Senonché, se si escludono le questioni di pura estimazione, ormai largamente recessive sul terreno del diritto positivo (e per la cui risoluzione nel passato era stata invocata la necessaria conoscenza di un particolare sapere tecnico extra-giuridico da parte dell’organo giudicante), l’asserita specialità della materia tributaria non è stata mai sufficientemente elaborata e chiarita sul piano dogmatico, tanto da consentire di tenerla concettualmente distinta dalla mera specificità od autonomia. D’altra parte, anche il richiamo alla natura “seriale o di massa” delle controversie tributarie (addotta, autorevolmente, come legittimazione della giurisdizione speciale) è ormai definitivamente contrastato dalla complessità del diritto positivo e dall’affinamento delle metodologie accertative; infatti, la stragrande maggioranza delle liti (salvo le catastali), anche se di modesto importo, non sono definibili come uniformi, i.e. riferibili ad intere classi di rapporti, ma sono liti individuali e di qualità, le quali possono giustificare forme di tutela differenziate rispetto a quanto garantito da altri modelli di processo, ma difficilmente possono legittimare una giurisdizione speciale ad hoc, sia essa poi concepita come giurisdizione su diritti o su interessi oppure su entrambi.
In buona sostanza (e senza qui prendere partito sul delicato interrogativo di quale giurisdizione ordinaria, civile o amministrativa, debba riappropriarsi dello spazio occupato dalle Commissioni), sembra lecito affermare che non è stato, almeno sinora, persuasivamente dimostrato (salvo addurre ragioni meramente contingenti) che la specialità/specificità della materia tributaria imponga di privilegiare la sopravvivenza di una giurisdizione speciale amministrativa, sia pure “revisionata” ai sensi della VI disp. trans. Cost., piuttosto che attribuire la competenza ad una sezione specializzata, interna ad una delle istituzioni giudiziarie previste in Costituzione, secondo il modello indicato dall’art. 102, secondo comma, Cost.

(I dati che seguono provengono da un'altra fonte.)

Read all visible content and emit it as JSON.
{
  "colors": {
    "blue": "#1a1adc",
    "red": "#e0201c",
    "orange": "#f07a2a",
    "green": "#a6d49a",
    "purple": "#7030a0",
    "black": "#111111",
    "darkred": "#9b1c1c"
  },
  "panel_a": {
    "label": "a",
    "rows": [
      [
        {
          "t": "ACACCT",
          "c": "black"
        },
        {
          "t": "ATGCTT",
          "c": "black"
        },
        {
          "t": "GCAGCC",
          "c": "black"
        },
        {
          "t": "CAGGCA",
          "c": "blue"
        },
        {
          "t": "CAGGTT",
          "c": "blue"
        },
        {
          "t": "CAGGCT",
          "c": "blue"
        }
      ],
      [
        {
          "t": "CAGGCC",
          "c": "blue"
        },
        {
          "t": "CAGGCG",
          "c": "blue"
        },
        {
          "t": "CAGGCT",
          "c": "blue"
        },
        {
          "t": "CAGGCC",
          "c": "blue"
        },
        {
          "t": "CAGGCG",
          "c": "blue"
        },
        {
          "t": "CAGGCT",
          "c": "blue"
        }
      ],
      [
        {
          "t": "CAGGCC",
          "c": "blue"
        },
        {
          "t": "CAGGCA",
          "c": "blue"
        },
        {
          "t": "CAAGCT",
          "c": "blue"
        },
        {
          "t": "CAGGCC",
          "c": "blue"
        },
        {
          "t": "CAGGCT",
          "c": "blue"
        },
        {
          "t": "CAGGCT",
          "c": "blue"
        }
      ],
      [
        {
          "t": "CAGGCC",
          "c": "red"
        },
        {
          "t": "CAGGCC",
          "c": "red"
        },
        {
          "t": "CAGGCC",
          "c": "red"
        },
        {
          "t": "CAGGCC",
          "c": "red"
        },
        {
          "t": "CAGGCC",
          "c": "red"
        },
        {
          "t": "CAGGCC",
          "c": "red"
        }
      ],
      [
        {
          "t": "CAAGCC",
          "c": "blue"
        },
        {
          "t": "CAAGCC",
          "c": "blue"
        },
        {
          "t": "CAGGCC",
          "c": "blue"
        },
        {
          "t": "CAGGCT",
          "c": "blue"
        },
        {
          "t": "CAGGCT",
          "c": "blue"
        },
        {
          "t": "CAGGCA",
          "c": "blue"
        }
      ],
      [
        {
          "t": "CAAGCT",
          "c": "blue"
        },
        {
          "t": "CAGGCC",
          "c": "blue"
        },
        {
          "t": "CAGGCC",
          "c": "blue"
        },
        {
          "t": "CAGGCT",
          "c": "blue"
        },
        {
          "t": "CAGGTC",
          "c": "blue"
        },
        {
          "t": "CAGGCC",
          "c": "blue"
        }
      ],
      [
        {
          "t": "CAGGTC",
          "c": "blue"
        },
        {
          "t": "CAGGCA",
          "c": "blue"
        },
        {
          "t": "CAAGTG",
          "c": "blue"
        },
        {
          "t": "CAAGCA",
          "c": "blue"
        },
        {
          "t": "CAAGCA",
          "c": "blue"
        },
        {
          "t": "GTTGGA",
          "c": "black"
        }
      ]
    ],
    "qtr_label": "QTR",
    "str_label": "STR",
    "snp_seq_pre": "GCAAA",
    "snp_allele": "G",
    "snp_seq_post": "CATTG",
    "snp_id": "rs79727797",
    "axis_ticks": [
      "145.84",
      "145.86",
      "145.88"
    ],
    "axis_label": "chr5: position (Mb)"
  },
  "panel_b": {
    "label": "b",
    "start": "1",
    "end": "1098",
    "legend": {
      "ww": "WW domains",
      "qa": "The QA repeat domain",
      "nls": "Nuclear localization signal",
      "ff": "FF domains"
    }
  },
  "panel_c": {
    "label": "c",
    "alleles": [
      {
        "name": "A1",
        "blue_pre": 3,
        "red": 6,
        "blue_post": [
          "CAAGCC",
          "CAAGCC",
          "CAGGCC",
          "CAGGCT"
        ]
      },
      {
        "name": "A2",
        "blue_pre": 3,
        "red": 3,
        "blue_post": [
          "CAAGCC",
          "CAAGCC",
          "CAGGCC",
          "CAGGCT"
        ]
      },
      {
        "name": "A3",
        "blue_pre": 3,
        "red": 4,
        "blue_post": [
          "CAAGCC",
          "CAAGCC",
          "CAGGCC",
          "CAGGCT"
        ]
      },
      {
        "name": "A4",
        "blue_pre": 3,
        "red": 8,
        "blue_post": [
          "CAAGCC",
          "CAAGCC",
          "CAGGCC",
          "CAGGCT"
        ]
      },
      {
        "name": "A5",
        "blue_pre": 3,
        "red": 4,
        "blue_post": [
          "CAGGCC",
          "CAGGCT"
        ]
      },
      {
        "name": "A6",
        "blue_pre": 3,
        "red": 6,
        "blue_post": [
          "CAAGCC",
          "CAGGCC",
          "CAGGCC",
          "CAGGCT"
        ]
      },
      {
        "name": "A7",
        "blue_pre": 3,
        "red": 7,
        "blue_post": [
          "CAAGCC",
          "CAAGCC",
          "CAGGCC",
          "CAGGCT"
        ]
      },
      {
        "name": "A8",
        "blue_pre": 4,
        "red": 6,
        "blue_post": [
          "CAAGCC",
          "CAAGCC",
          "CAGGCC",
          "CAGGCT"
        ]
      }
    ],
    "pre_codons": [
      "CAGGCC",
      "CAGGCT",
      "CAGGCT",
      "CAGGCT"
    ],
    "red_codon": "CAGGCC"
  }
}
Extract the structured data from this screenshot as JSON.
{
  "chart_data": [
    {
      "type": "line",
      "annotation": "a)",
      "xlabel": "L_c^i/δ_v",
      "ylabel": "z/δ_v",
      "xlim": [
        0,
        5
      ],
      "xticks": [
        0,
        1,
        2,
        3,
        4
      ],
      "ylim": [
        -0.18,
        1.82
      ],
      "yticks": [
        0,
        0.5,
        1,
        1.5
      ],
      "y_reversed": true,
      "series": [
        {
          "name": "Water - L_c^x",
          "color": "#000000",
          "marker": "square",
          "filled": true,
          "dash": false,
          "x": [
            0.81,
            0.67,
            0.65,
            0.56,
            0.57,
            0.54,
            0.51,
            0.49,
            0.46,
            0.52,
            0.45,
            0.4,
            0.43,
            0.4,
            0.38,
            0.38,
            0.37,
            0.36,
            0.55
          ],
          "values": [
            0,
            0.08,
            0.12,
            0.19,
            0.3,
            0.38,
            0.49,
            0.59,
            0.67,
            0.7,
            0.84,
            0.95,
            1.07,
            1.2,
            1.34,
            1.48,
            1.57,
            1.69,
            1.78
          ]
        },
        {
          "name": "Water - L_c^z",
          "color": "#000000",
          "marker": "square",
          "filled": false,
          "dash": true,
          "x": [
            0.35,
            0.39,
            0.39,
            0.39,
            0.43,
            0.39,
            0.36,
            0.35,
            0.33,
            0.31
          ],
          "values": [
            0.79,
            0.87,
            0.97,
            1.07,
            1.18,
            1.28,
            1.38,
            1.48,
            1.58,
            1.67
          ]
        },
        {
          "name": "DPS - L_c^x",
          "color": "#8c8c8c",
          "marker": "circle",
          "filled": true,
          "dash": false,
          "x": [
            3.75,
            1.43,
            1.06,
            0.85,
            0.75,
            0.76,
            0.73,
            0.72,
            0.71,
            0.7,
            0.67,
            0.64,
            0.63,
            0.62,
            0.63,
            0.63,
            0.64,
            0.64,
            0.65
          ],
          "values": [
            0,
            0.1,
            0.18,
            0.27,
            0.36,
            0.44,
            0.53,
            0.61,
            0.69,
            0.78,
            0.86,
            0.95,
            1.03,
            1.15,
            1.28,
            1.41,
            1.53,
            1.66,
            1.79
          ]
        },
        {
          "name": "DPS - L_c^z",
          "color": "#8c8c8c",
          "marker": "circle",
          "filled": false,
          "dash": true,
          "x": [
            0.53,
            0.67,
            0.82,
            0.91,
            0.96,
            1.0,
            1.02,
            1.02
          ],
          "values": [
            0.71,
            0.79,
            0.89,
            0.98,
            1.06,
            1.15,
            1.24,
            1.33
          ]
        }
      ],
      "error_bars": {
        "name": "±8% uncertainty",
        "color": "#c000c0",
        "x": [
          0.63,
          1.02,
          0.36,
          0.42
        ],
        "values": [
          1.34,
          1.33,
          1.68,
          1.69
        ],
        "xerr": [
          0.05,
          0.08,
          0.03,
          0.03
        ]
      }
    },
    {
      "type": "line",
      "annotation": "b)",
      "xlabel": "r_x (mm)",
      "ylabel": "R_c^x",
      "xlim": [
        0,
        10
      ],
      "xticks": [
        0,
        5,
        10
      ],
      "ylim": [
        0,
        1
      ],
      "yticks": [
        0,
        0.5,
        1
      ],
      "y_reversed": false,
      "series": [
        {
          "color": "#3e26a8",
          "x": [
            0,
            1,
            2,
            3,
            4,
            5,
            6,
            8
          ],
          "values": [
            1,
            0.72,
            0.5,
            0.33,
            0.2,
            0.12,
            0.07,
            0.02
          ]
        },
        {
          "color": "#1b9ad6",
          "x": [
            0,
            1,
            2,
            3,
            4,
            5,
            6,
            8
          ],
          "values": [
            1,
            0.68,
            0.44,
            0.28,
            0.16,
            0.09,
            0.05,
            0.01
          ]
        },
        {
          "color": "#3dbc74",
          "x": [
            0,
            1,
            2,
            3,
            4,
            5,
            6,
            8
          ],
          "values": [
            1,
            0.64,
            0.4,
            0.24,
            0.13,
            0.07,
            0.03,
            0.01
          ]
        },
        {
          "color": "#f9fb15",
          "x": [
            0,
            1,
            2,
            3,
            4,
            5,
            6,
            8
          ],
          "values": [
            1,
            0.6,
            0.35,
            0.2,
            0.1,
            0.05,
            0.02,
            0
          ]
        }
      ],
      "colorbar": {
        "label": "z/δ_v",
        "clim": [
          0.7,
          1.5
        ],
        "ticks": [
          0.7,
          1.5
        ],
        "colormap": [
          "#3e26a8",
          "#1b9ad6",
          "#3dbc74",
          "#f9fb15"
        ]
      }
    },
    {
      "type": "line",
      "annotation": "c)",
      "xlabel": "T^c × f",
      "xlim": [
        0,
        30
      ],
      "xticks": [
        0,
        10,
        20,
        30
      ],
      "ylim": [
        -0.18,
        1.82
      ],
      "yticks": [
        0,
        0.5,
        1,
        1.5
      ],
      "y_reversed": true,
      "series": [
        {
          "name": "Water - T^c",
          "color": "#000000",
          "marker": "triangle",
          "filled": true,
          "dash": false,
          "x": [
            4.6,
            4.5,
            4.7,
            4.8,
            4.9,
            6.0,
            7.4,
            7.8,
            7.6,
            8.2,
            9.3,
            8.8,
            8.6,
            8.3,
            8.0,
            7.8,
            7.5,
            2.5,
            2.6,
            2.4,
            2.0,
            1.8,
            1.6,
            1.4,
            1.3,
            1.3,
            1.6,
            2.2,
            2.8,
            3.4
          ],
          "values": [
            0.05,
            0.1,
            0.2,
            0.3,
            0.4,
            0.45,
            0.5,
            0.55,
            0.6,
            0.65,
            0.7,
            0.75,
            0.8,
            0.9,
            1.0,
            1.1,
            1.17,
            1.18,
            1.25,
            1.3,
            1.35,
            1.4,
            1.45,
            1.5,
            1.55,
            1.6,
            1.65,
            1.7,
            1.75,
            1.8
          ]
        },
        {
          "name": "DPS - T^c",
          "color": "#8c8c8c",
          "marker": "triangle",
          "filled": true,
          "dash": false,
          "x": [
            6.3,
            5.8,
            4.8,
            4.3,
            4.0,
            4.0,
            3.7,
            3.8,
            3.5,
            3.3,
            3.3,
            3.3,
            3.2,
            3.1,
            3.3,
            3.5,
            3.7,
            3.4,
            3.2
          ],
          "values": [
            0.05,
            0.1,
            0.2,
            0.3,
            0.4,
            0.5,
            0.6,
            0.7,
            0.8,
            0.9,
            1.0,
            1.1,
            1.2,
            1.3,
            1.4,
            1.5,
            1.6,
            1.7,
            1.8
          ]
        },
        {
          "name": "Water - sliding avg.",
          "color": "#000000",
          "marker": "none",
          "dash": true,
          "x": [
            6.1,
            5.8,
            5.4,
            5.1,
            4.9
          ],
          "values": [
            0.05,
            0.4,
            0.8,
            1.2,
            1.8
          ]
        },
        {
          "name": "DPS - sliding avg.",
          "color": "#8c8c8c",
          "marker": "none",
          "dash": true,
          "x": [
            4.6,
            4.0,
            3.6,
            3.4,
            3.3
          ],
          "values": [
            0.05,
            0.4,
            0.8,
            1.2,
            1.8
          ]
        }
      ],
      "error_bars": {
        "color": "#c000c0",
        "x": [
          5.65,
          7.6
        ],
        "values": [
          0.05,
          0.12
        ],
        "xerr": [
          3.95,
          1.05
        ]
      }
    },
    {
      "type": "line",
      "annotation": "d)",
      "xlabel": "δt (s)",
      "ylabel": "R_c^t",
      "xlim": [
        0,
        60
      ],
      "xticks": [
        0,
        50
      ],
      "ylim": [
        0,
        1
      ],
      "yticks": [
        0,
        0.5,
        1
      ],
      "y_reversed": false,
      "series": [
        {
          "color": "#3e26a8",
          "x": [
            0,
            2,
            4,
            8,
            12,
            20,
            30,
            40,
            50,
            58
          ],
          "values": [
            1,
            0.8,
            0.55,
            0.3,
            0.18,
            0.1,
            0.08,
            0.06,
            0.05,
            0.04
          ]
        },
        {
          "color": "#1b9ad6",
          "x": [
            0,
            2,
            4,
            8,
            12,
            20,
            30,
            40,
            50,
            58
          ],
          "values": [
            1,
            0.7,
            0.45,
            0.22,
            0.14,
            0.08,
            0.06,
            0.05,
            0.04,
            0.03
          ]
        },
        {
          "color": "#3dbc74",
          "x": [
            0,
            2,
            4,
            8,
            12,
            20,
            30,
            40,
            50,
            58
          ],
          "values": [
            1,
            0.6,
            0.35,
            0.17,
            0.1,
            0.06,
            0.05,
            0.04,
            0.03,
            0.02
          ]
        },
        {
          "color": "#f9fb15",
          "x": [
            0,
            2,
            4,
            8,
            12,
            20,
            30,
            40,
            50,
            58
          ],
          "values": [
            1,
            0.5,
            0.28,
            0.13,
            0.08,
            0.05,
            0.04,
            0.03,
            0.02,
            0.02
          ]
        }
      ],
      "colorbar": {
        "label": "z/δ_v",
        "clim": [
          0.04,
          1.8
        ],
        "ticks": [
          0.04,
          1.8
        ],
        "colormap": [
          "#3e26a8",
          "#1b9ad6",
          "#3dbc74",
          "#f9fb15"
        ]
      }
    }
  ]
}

In quest’ottica, la recente proposta di legge n. 3734 dell’8 aprile 2016, d’iniziativa dei deputati di Ermini, Ferranti ed altri, volta a sopprimere gli attuali organi di giustizia tributaria e trasferire la giurisdizione al giudice civile, ha, se non altro, il merito di avere sollevato il problema alla radice, avendo posto al centro del dibattito l’esigenza di una riconsiderazione dell’intero sistema della giustizia tributaria di merito, specie dopo taluni inquietanti episodi che l’hanno coinvolta.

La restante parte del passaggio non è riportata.